Tuesday, 28 June 2022

Singapore develops anti-coagulant drugs from tick parasite

10 December 2021 | News

With high anti-clotting efficacy and minimal bleeding

image credit- shutterstock

image credit- shutterstock

A team of researchers from the National University of Singapore (NUS) has developed a series of thrombin inhibitors to be potent anti-coagulants based on sequences of inhibitors of blood coagulation enzyme thrombin found in the tropical bont tick Amblyomma variegatum.

The team searched tick saliva for novel anti-clotting proteins and then modified the amino acid sequences of these proteins to produce next-generation anti-coagulants with high anti-clotting efficacy but minimal bleeding in small and large animal models of blood vessel clotting.

Anti-coagulants are used in conditions where there is an increased propensity to form blood clots in our body depriving blood supplies to important tissues and organs, otherwise known as thrombosis.
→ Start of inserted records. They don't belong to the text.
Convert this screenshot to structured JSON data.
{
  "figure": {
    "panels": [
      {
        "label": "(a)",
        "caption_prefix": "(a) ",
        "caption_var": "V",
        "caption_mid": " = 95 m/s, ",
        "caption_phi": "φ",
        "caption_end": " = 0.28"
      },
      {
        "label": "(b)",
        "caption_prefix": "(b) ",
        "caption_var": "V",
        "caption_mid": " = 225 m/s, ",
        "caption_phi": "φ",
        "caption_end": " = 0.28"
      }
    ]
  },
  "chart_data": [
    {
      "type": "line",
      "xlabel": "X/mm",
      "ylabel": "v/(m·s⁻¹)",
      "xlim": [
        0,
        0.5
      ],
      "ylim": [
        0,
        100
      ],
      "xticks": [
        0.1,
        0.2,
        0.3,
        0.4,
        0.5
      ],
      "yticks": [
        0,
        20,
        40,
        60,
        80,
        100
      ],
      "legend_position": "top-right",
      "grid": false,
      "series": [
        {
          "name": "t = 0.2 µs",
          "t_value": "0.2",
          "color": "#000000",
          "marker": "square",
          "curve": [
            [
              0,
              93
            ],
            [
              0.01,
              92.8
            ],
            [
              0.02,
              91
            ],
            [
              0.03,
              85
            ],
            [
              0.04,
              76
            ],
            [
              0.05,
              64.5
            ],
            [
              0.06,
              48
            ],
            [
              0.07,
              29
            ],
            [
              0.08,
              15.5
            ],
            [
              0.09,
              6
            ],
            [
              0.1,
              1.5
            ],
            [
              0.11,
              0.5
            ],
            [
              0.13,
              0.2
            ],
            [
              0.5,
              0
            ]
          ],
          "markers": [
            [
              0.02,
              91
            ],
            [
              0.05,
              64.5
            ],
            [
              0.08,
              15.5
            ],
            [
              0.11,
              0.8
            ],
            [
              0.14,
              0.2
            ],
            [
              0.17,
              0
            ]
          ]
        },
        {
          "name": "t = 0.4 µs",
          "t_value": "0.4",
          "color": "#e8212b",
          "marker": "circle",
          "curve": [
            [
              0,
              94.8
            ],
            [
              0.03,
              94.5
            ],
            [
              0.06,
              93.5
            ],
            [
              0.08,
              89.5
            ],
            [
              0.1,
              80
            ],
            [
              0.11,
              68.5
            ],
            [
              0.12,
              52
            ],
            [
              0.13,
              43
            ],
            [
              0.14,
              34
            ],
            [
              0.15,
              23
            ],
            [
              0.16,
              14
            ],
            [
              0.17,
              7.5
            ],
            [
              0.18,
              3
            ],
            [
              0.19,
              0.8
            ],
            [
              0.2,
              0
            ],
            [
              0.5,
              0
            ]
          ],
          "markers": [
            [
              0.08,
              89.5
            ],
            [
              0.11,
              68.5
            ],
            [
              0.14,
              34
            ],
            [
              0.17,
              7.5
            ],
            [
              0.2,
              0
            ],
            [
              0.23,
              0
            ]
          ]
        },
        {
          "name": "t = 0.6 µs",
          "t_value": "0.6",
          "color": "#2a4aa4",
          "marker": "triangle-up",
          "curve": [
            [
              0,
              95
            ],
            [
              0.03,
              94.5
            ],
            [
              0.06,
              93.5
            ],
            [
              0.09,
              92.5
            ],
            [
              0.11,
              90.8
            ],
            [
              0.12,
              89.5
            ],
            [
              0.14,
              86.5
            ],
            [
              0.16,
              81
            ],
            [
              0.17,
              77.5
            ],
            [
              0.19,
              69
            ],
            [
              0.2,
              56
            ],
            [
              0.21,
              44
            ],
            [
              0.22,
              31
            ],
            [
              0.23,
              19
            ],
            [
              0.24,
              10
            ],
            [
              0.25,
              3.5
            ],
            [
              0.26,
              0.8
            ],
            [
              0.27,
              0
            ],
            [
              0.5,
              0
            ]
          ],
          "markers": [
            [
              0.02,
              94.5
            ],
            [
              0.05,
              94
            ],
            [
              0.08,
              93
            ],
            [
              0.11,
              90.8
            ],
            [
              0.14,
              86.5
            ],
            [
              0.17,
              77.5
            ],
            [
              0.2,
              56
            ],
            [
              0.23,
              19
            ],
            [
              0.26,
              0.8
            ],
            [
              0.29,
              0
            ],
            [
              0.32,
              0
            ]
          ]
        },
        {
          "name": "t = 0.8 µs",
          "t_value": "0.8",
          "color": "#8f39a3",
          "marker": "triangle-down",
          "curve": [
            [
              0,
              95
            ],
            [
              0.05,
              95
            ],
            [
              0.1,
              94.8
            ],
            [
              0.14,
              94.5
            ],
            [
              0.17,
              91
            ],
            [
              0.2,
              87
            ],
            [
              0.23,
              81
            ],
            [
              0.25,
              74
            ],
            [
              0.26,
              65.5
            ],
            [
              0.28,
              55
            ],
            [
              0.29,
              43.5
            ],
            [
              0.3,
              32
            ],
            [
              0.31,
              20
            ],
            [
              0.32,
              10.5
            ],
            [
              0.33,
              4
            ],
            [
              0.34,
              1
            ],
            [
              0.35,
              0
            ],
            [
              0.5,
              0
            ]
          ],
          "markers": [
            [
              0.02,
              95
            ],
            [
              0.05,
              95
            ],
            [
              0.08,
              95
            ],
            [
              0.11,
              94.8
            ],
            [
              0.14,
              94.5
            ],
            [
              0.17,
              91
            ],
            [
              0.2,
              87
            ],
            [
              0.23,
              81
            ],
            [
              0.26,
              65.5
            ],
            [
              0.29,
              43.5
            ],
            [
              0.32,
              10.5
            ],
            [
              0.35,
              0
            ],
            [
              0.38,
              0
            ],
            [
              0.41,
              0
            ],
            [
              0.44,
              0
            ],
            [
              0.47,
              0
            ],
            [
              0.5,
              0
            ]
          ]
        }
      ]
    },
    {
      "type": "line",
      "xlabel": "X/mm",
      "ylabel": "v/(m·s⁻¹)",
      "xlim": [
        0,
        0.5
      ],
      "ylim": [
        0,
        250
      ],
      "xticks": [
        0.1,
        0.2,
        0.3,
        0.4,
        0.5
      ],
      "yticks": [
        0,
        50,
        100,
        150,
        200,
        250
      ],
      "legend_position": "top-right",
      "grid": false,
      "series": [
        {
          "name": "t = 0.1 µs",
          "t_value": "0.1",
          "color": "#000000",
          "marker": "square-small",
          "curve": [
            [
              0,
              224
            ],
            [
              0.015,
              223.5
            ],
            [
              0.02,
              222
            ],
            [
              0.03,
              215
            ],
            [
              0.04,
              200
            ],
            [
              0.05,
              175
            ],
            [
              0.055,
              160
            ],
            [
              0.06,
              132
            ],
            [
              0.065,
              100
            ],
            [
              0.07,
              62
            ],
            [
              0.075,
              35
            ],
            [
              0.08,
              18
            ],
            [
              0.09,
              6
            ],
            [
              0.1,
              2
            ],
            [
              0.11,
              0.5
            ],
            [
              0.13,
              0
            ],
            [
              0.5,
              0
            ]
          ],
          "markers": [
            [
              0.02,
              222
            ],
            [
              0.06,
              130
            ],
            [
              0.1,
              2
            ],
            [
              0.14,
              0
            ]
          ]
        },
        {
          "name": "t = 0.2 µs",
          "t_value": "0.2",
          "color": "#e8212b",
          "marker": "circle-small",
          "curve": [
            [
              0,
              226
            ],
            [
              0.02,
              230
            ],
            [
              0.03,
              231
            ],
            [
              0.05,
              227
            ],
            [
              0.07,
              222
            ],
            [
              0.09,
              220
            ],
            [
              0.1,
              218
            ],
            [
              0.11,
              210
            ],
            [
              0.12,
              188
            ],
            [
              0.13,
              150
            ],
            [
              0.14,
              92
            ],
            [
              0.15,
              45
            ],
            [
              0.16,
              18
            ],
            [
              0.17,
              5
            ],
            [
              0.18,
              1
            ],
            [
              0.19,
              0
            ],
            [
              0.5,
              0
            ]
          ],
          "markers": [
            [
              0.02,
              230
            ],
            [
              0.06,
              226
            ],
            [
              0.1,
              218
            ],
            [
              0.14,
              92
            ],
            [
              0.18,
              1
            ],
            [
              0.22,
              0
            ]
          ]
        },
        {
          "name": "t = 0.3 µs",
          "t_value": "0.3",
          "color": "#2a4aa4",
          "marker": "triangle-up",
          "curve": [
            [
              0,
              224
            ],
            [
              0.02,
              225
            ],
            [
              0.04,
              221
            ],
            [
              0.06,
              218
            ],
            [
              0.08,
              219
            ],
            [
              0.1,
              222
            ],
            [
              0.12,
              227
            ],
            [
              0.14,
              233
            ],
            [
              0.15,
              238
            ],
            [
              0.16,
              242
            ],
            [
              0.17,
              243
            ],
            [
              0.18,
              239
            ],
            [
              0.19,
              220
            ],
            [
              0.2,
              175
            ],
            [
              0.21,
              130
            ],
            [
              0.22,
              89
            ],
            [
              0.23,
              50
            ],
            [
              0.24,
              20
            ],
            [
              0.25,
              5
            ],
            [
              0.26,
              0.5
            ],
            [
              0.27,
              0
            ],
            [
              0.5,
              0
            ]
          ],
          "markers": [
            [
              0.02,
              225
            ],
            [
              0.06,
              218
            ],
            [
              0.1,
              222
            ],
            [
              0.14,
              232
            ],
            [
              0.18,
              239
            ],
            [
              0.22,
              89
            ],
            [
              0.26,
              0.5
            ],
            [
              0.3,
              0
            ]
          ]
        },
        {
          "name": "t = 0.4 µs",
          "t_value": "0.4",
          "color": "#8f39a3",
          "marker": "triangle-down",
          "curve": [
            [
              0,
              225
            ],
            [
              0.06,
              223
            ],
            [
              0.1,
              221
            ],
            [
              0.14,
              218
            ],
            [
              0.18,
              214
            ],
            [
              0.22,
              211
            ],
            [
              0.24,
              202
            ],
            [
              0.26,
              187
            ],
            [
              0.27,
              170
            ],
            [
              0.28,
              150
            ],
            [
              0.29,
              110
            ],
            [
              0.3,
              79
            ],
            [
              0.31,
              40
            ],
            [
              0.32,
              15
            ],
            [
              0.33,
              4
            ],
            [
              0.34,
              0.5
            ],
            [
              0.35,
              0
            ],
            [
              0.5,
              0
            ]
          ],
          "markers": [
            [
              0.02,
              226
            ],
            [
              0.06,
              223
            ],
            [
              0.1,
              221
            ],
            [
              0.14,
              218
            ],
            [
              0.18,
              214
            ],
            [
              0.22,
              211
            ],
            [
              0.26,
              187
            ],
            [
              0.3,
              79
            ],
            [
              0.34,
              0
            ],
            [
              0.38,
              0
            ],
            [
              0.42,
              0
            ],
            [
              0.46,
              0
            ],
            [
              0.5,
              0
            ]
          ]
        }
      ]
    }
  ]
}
These medications are needed in many diseases caused by blood clots including heart attacks, strokes, deep vein thrombosis, pulmonary embolism and even some severe complications caused by SARSCoV-2 infection.

These next-generation anti-coagulants will now need to be tested in human trials to determine if they can effectively counteract clotting without the bleeding side effects of currently available anti-coagulants.